Though, in all honesty, it doesn’t detail all of it, like the live updating of the name and URL. But that’s relatively straightforward and I’d happily detail the technique if there was interest.
glo Says:February 14th, 2005 at 2:16 pm
This looks promising and while I’ve stopped referral spam on my blog with some php code, this might be a better way to go simply because it will not use up as much server resources. The php code I use actually checks the referral’s domain for its IP and then sends the referral back to their logs. I love the idea and it has stopped them from even trying to spam my logs but as the number of spammers grow it will slow down my sites load time.
I just wanted to comment on the cost of this kind of spam to the blog owners. While it’s true that most will never know they are being spammed, they will pay for it in bandwidth cost as more spammers get on the referral bandwagon. I run a small hosting company (a reseller plan) and can see the bandwidth increase with all the referral spam hitting mine and my clients blogs. While none of my clients have gone over their allowed bandwidth usage, a few have come close all because of referral spam with a small amount of legit referrals. That’s a non issue for now but I can see it becoming one if they aren’t stopped.
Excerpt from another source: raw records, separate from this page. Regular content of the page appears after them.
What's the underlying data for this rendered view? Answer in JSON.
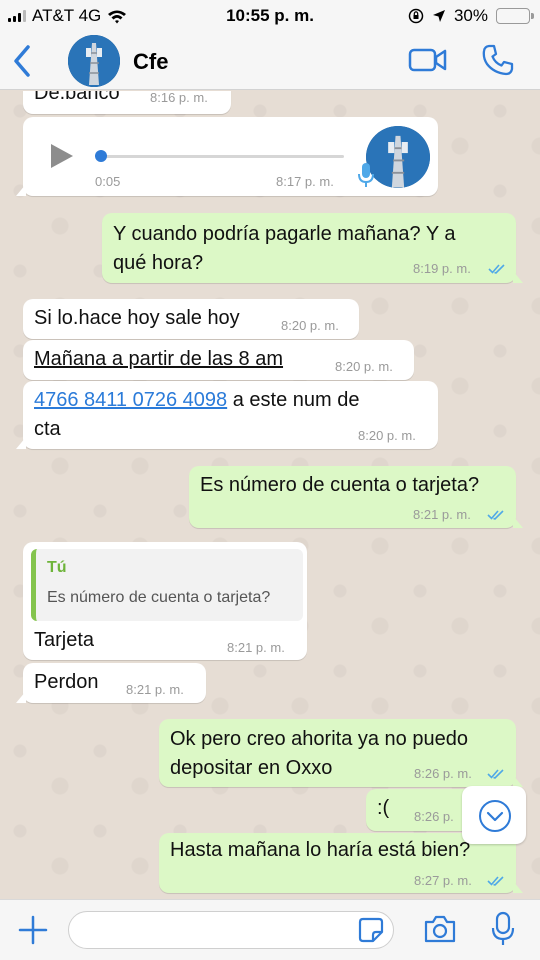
{
  "status_bar": {
    "carrier": "AT&T 4G",
    "time": "10:55 p. m.",
    "battery": "30%",
    "battery_level": 0.3
  },
  "header": {
    "contact_name": "Cfe",
    "icons": [
      "back-chevron-icon",
      "video-call-icon",
      "phone-icon"
    ]
  },
  "messages": [
    {
      "type": "text",
      "direction": "in",
      "text": "De.banco",
      "time": "8:16 p. m."
    },
    {
      "type": "voice",
      "direction": "in",
      "duration": "0:05",
      "time": "8:17 p. m."
    },
    {
      "type": "text",
      "direction": "out",
      "text": "Y cuando podría pagarle mañana? Y a\nqué hora?",
      "time": "8:19 p. m."
    },
    {
      "type": "text",
      "direction": "in",
      "text": "Si lo.hace hoy sale hoy",
      "time": "8:20 p. m."
    },
    {
      "type": "text",
      "direction": "in",
      "text": "Mañana a partir de las 8 am",
      "time": "8:20 p. m."
    },
    {
      "type": "text",
      "direction": "in",
      "link": "4766 8411 0726 4098",
      "text": " a este num de\ncta",
      "time": "8:20 p. m."
    },
    {
      "type": "text",
      "direction": "out",
      "text": "Es número de cuenta o tarjeta?",
      "time": "8:21 p. m."
    },
    {
      "type": "reply",
      "direction": "in",
      "quote_author": "Tú",
      "quote_text": "Es número de cuenta o tarjeta?",
      "text": "Tarjeta",
      "time": "8:21 p. m."
    },
    {
      "type": "text",
      "direction": "in",
      "text": "Perdon",
      "time": "8:21 p. m."
    },
    {
      "type": "text",
      "direction": "out",
      "text": "Ok pero creo ahorita ya no puedo\ndepositar en Oxxo",
      "time": "8:26 p. m."
    },
    {
      "type": "text",
      "direction": "out",
      "text": ":(",
      "time": "8:26 p."
    },
    {
      "type": "text",
      "direction": "out",
      "text": "Hasta mañana lo haría está bien?",
      "time": "8:27 p. m."
    }
  ],
  "input": {
    "placeholder": ""
  },
  "colors": {
    "accent": "#2f7bd7",
    "outgoing_bubble": "#dcf8c6",
    "incoming_bubble": "#ffffff",
    "read_check": "#4fa8e8",
    "chat_bg": "#e6ddd4"
  }
}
I’m going to link to this information once I get my blog moved to new servers. The more bloggers that can pass on this info the better in my opinion. If you haven’t posted this on the WP message boards, you should.
BTW, I like the comment preview feature on your blog. I haven’t looked at the rest of your blog so I’m hoping that there is info on this feature here.
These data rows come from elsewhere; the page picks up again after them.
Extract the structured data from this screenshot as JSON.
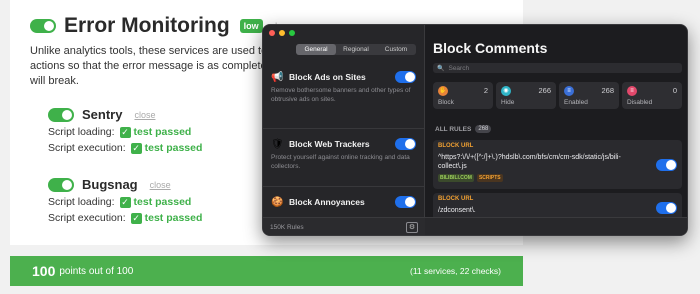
{
  "page": {
    "title": "Error Monitoring",
    "badge": "low",
    "close": "close",
    "description": "Unlike analytics tools, these services are used to track all user actions so that the error message is as complete as possible. They will break.",
    "services": [
      {
        "name": "Sentry",
        "close": "close",
        "lines": [
          {
            "label": "Script loading:",
            "status": "test passed"
          },
          {
            "label": "Script execution:",
            "status": "test passed"
          }
        ]
      },
      {
        "name": "Bugsnag",
        "close": "close",
        "lines": [
          {
            "label": "Script loading:",
            "status": "test passed"
          },
          {
            "label": "Script execution:",
            "status": "test passed"
          }
        ]
      }
    ],
    "score": {
      "value": "100",
      "text": "points out of 100",
      "details": "(11 services, 22 checks)"
    },
    "colors": {
      "green": "#3fb14a",
      "score_bar": "#4cb04e"
    }
  },
  "app": {
    "tabs": [
      "General",
      "Regional",
      "Custom"
    ],
    "active_tab": "General",
    "features": [
      {
        "icon": "megaphone-icon",
        "title": "Block Ads on Sites",
        "desc": "Remove bothersome banners and other types of obtrusive ads on sites.",
        "enabled": true
      },
      {
        "icon": "shield-icon",
        "title": "Block Web Trackers",
        "desc": "Protect yourself against online tracking and data collectors.",
        "enabled": true
      },
      {
        "icon": "cookie-icon",
        "title": "Block Annoyances",
        "desc": "",
        "enabled": true
      }
    ],
    "footer": {
      "rules_count": "150K Rules"
    },
    "panel": {
      "title": "Block Comments",
      "search_placeholder": "Search",
      "stats": [
        {
          "label": "Block",
          "count": "2",
          "color": "#e8833a",
          "icon": "hand-icon"
        },
        {
          "label": "Hide",
          "count": "266",
          "color": "#2fb5c8",
          "icon": "eye-icon"
        },
        {
          "label": "Enabled",
          "count": "268",
          "color": "#3a6fd8",
          "icon": "stack-icon"
        },
        {
          "label": "Disabled",
          "count": "0",
          "color": "#e2486b",
          "icon": "stack-off-icon"
        }
      ],
      "all_rules_label": "ALL RULES",
      "all_rules_count": "268",
      "rules": [
        {
          "type": "BLOCK URL",
          "url": "^https?:\\/\\/+([^:/]+\\.)?hdslb\\.com/bfs/cm/cm-sdk/static/js/bili-collect\\.js",
          "tags": [
            "BILIBILI.COM",
            "SCRIPTS"
          ],
          "enabled": true
        },
        {
          "type": "BLOCK URL",
          "url": "/zdconsent\\.",
          "tags": [],
          "enabled": true
        }
      ]
    }
  }
}
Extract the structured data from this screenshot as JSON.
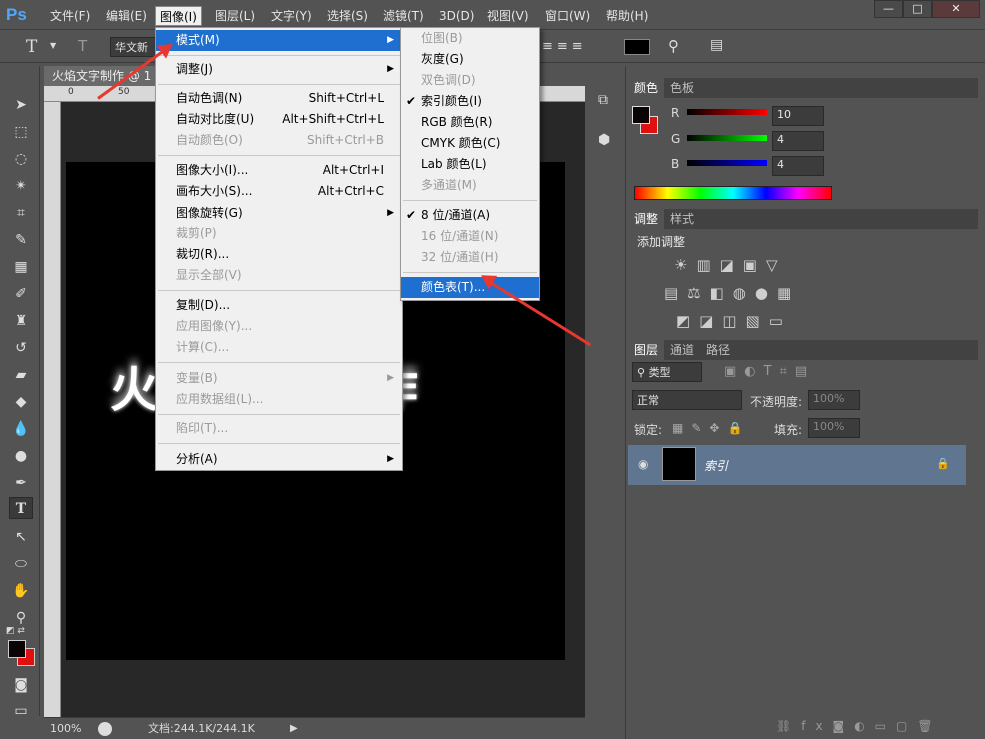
{
  "app_logo": "Ps",
  "menubar": [
    "文件(F)",
    "编辑(E)",
    "图像(I)",
    "图层(L)",
    "文字(Y)",
    "选择(S)",
    "滤镜(T)",
    "3D(D)",
    "视图(V)",
    "窗口(W)",
    "帮助(H)"
  ],
  "window_controls": [
    "—",
    "□",
    "✕"
  ],
  "options": {
    "font_name": "华文新"
  },
  "document": {
    "tab": "火焰文字制作 @ 1",
    "zoom": "100%",
    "docinfo": "文档:244.1K/244.1K",
    "ruler_marks": [
      "0",
      "50"
    ],
    "text": "火焰文字制作"
  },
  "image_menu": [
    {
      "label": "模式(M)",
      "submenu": true,
      "highlighted": true
    },
    {
      "label": "调整(J)",
      "submenu": true
    },
    {
      "label": "自动色调(N)",
      "shortcut": "Shift+Ctrl+L"
    },
    {
      "label": "自动对比度(U)",
      "shortcut": "Alt+Shift+Ctrl+L"
    },
    {
      "label": "自动颜色(O)",
      "shortcut": "Shift+Ctrl+B",
      "disabled": true
    },
    {
      "label": "图像大小(I)...",
      "shortcut": "Alt+Ctrl+I"
    },
    {
      "label": "画布大小(S)...",
      "shortcut": "Alt+Ctrl+C"
    },
    {
      "label": "图像旋转(G)",
      "submenu": true
    },
    {
      "label": "裁剪(P)",
      "disabled": true
    },
    {
      "label": "裁切(R)..."
    },
    {
      "label": "显示全部(V)",
      "disabled": true
    },
    {
      "label": "复制(D)..."
    },
    {
      "label": "应用图像(Y)...",
      "disabled": true
    },
    {
      "label": "计算(C)...",
      "disabled": true
    },
    {
      "label": "变量(B)",
      "submenu": true,
      "disabled": true
    },
    {
      "label": "应用数据组(L)...",
      "disabled": true
    },
    {
      "label": "陷印(T)...",
      "disabled": true
    },
    {
      "label": "分析(A)",
      "submenu": true
    }
  ],
  "mode_menu": [
    {
      "label": "位图(B)",
      "disabled": true
    },
    {
      "label": "灰度(G)"
    },
    {
      "label": "双色调(D)",
      "disabled": true
    },
    {
      "label": "索引颜色(I)",
      "checked": true
    },
    {
      "label": "RGB 颜色(R)"
    },
    {
      "label": "CMYK 颜色(C)"
    },
    {
      "label": "Lab 颜色(L)"
    },
    {
      "label": "多通道(M)",
      "disabled": true
    },
    {
      "label": "8 位/通道(A)",
      "checked": true
    },
    {
      "label": "16 位/通道(N)",
      "disabled": true
    },
    {
      "label": "32 位/通道(H)",
      "disabled": true
    },
    {
      "label": "颜色表(T)...",
      "highlighted": true
    }
  ],
  "color_panel": {
    "tabs": [
      "颜色",
      "色板"
    ],
    "r_label": "R",
    "g_label": "G",
    "b_label": "B",
    "r": "10",
    "g": "4",
    "b": "4",
    "fg_color": "#0a0404",
    "bg_color": "#e01010"
  },
  "adjust_panel": {
    "tabs": [
      "调整",
      "样式"
    ],
    "title": "添加调整"
  },
  "layers_panel": {
    "tabs": [
      "图层",
      "通道",
      "路径"
    ],
    "kind": "类型",
    "blend": "正常",
    "opacity_label": "不透明度:",
    "opacity": "100%",
    "lock_label": "锁定:",
    "fill_label": "填充:",
    "fill": "100%",
    "layer_name": "索引"
  }
}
ColdForged Says:February 4th, 2005 at 10:10 am
Thanks for the notice, Jinjiru
.
Jinjiru Says:February 4th, 2005 at 10:06 am
Oops, sorry for these duplicated trackbacks, please remove one of them!
Jinjiru's Retrobox Says:February 4th, 2005 at 10:04 am
Trackbacks and Referrers Spam
Expression Engine (which I use now with all my projects) has several spam-prevention features which one can use to reduce the amount of spam on his site. They include: Comments Spam Prevention Tools CAPTCHA - helps to check whether the person w…
sensory output » Much Better Says:February 1st, 2005 at 1:48 pm
ng nonetheless when I look at my shortstats. Here are some solutions I will be looking at: one, two, and three. With time permitting later today, I will post Day 2 o […]
ryan Says:February 1st, 2005 at 12:12 pm
Thank you. I hate spam.
Dorothea Salo Says:January 28th, 2005 at 7:45 pm
Brilliantness! Love it. Will link to it.
And yes, plugin, please! I so hate doing this by hand; you have NO idea. Even better — plugin that can hook into multiple WP blogs. Though that might be impossible.
ColdForged Says:January 28th, 2005 at 10:41 am
Ruby, I thought of making it a plugin, I really did and maybe I still will. It just doesn’t fit the format of a plugin in my brain — it does nothing with posts, nothing with comments, really provides no web page functionality whatsoever… aside from denying people. The only thing you’d have is an interface, which is what I tried to provide in an extremely rudimentary form.